Entering edit mode
9.0 years ago
nalandaatmi
▴
110
Hi All,
Recently I concatenated two fastq files from one library belonging to the same sample but loaded in different lanes, using the following command.
cat Sample01_L001_R1.all.fastq.gz Sample01_L006_R1.all.fastq.gz > Sample01_L001-6_R1.all.fastq.gz
Sample fastq file content:
@HISEQ:137:C8W59ACXX:1:1101:1183:2157 1:N:0:TATGGC
GTATCATTAAAACTTTTACGATCAATCTTTTTAATAAGAACTAAATTATAATAAAATCCATATGTTGCCACAGGCGGGAAAAAAAAAAGGAAGGAAAAAAA
+
BBBFFFFFFFFFFBIIIIIIFFIIIIIIIFFIFFF<FBBFFFIIIIIIIIFIIIFFIBFFFIIB<BF<FFFIBFFBBB'7BBB<7<BF7<'077'07BB7<
To validate that all the lines have been copied to the output fastq file Sample01_L001-6_R1.all.fastq.gz
. I counted the number of lines in each fastq file using following command.

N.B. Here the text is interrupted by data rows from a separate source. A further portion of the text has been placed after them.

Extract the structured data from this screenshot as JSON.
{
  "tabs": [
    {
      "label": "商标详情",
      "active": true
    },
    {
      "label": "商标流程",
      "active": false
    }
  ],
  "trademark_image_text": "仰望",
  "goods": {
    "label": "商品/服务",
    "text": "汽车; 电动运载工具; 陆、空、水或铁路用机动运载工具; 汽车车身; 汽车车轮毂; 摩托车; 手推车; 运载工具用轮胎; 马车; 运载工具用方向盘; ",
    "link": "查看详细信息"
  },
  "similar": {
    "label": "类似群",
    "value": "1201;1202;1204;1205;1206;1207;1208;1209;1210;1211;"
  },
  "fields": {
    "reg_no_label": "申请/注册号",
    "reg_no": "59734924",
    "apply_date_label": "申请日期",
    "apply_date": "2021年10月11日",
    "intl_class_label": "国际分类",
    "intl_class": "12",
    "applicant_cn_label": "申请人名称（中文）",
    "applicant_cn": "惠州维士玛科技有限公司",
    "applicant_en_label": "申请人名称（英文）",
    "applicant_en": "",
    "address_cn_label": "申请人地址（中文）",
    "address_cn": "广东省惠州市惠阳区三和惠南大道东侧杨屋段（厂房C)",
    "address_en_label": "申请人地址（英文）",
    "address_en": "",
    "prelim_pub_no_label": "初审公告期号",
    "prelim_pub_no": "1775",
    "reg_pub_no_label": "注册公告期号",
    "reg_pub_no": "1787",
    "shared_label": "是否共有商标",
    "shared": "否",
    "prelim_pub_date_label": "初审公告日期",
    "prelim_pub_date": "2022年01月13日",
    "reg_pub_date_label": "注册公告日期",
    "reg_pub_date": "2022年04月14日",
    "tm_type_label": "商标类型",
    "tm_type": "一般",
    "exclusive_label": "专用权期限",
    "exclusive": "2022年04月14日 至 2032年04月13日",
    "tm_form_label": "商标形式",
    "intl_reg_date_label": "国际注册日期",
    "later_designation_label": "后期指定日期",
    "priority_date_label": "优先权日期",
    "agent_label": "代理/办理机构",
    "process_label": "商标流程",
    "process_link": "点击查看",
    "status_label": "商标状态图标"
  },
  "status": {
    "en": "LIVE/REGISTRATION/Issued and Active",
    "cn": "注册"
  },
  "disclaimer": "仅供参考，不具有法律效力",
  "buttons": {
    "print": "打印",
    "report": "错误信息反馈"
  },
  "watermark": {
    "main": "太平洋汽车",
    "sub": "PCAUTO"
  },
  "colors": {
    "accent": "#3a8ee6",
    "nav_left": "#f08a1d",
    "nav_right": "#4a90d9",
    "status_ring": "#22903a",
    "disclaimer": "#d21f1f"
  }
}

$ zcat Sample01_L001_R1.all.fastq.gz | grep '@HISEQ:137' | wc -l
37,955,286
$ zcat Sample01_L006_R1.all.fastq.gz | grep '@HISEQ:137' | wc -l
18,385,272
$ zcat Sample01_L001-6_R1.all.fastq.gz | grep '@HISEQ:137' | wc -l
55,587,340
Expected count should be 56,340,558.
Why the number of fastq header count is different from the expected?
hard to say - do it again, I agree that the counts should be the same, it is possible that the file has been corrupted in some manner
Thanks Istvan Albert. I will try it again.
Have you tried counting all lines and dividing by 4 to see what number you get?
To be safe you can also try this instead:
$ zcat seq1.fq.gz seq2.fq.gz | gzip -c > all.fq.gz
what are those numbers without the grep (all lines) ?
I know this isn't answering your question directly, but you can just supply your fastq files to the aligner, most aligners can merge them for you. I know that STAR does that for sure.